We've seen this enough times to notice the pattern. A client comes in with a general idea — 'I need a website' or 'I want an app for my business' — and the assumption on both sides is that the details will sort themselves out during development. They don't. They become arguments about scope, requests for changes that weren't in the original plan, and eventually a product that doesn't quite match what anyone had in mind.
The clients we work best with come in differently. Not necessarily with a full specification — that's our job to figure out together — but with a clear answer to one question: what problem are you actually trying to solve?
That sounds obvious. It rarely is. 'I need a website' is not an answer to that question. 'Our clients can't find our pricing and keep calling us to ask' is. 'I want a CRM' is not an answer. 'My team is running operations across three spreadsheets and a WhatsApp group and we're losing track of things' is.
The difference matters because it changes everything that comes after. When we know the actual problem, we can tell you whether the thing you're asking for will solve it — and sometimes it won't, and we'd rather tell you that before you pay for it than after.

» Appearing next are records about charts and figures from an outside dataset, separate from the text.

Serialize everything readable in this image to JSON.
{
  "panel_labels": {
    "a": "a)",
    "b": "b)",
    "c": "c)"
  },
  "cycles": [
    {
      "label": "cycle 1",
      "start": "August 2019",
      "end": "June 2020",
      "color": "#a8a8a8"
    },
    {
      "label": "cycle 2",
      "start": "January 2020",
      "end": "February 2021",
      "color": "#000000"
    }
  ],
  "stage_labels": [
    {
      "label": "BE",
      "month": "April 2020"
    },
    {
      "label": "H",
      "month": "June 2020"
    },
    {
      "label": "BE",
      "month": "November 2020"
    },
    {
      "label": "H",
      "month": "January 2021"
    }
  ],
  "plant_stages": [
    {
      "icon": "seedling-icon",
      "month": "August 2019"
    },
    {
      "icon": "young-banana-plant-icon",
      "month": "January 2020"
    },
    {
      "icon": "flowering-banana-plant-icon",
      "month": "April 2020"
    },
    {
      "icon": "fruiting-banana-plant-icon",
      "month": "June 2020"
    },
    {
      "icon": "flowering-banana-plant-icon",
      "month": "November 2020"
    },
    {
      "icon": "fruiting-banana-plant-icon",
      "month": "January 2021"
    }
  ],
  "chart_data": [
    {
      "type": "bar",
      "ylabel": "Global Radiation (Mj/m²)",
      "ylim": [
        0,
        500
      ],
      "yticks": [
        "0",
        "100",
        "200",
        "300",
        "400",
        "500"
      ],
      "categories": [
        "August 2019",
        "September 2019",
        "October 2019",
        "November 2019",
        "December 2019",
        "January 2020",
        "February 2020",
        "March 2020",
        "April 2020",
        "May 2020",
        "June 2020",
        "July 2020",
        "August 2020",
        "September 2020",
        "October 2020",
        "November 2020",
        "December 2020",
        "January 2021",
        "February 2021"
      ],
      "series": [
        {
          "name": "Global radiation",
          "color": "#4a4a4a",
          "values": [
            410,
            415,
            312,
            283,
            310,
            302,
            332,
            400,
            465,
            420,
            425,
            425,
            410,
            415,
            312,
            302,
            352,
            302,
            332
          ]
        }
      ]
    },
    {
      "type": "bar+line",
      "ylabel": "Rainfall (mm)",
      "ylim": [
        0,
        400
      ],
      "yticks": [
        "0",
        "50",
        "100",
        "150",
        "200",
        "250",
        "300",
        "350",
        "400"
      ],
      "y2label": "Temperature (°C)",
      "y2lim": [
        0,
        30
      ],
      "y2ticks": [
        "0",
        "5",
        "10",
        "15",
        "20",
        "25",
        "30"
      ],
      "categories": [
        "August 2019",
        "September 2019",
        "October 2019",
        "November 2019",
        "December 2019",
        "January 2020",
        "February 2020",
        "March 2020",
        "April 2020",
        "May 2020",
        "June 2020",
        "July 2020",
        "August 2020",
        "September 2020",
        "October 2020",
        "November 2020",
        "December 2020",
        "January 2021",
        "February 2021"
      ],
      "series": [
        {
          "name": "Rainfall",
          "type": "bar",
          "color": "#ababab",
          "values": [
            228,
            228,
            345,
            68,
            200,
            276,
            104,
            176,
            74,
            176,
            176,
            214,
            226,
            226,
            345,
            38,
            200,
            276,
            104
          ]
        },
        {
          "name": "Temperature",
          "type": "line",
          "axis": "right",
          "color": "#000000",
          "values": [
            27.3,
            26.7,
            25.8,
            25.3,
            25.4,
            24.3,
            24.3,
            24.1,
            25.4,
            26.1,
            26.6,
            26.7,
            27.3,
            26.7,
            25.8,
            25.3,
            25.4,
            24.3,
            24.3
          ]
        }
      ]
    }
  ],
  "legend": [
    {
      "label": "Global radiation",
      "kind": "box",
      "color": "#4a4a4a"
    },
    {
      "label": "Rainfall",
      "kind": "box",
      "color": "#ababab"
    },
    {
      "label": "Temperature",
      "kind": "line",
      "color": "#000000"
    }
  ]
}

A few things that make the first conversation genuinely useful:
- Know who uses it. Not "my customers" — describe a specific person. What are they trying to do, how often, on what device, in what context.
- Know what success looks like. Not "a good product" — what does it mean in practice for the thing to be working well six months after launch.
- Know what you don't want. Constraints and non-negotiables are often more useful than requirements. "It has to work offline" or "it cannot store payment data on our servers" tells us more than a list of features.
You don't need to know how to build it. That's genuinely our job. But the clearer you are about the problem, the better the thing we build together will be at solving it.